Find most co‑purchased product pairs in SQL
Company: Google
Role: Data Scientist
Category: Data Manipulation (SQL/Python)
Difficulty: medium
Interview Round: Technical Screen
Given the schema and sample data below, write ANSI-SQL to return the top 5 unordered product pairs most frequently purchased together across distinct orders. Requirements: count each pair at most once per order; exclude self-pairs; represent pairs with the smaller product_id first; break ties by higher pair_count then lexicographically (product_id, product_id); and include pair_count. Also propose any indexes to speed this query on large data.
Schema:
- orders(order_id INT PRIMARY KEY, user_id INT, order_ts TIMESTAMP)
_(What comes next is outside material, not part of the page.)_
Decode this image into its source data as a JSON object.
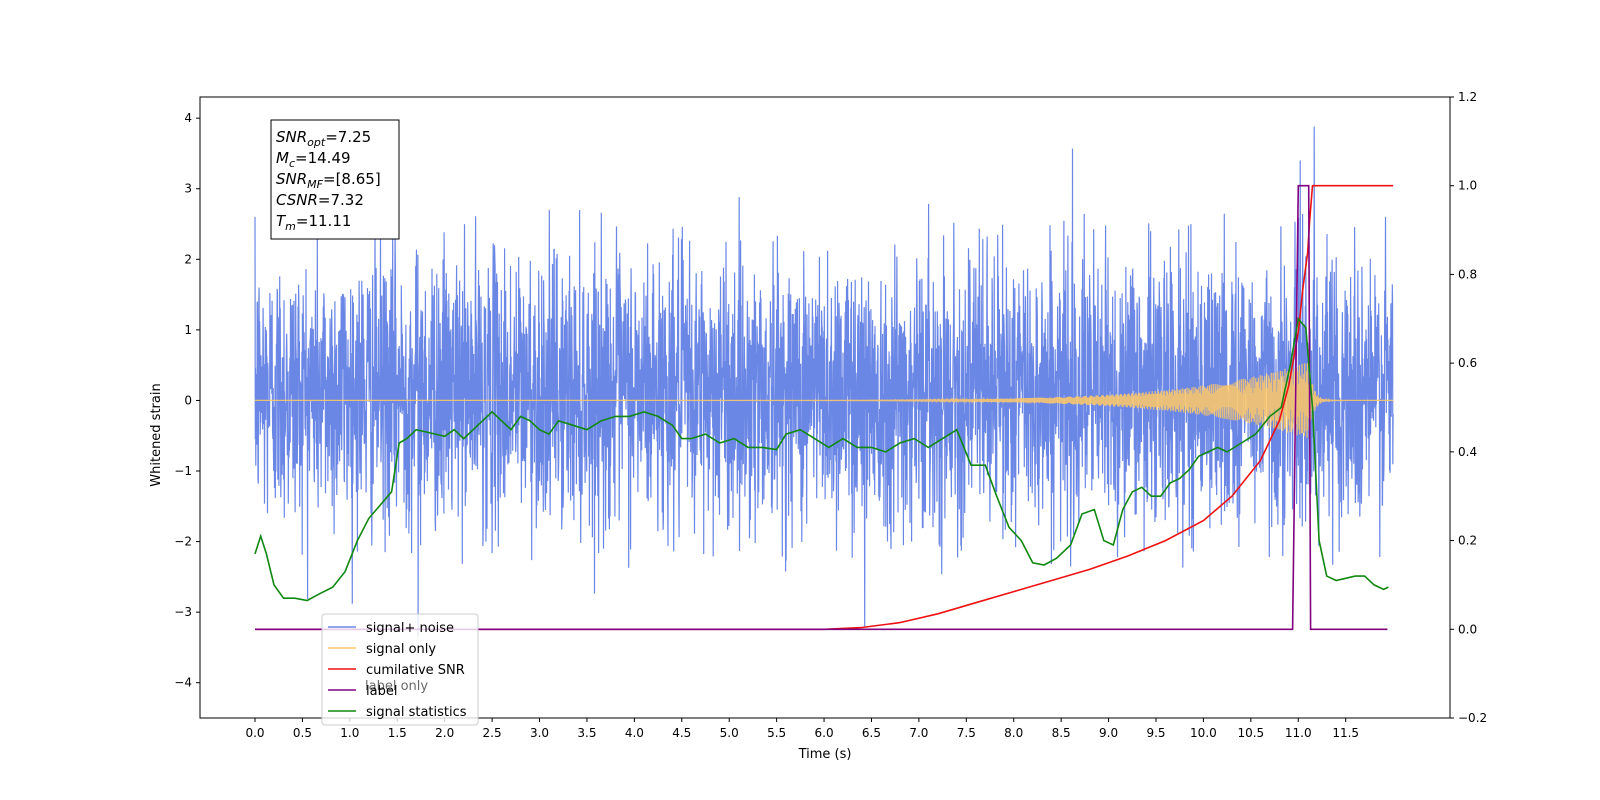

- order_items(order_id INT REFERENCES orders(order_id), product_id INT REFERENCES products(product_id), qty INT)
- products(product_id INT PRIMARY KEY, name TEXT)
Sample tables:
orders
+----------+---------+---------------------+
| order_id | user_id | order_ts |
+----------+---------+---------------------+
| 1 | 101 | 2025-08-30 10:05:00 |
| 2 | 202 | 2025-08-30 12:30:00 |
| 3 | 101 | 2025-08-31 09:00:00 |
+----------+---------+---------------------+
order_items
+----------+------------+-----+
| order_id | product_id | qty |
+----------+------------+-----+
| 1 | 10 | 1 |
| 1 | 20 | 2 |
| 1 | 30 | 1 |
| 2 | 10 | 1 |
| 2 | 20 | 1 |
| 3 | 20 | 1 |
| 3 | 40 | 1 |
+----------+------------+-----+
products
+------------+-------------+
| product_id | name |
+------------+-------------+
| 10 | 'A' |
| 20 | 'B' |
| 30 | 'C' |
| 40 | 'D' |
+------------+-------------+
Return columns: p1_id, p2_id, pair_count.
Quick Answer: This question evaluates SQL data manipulation and performance skills, specifically the ability to generate unordered product pairs, deduplicate pairs per order, compute the pair_count metric, and propose indexes to optimize the query.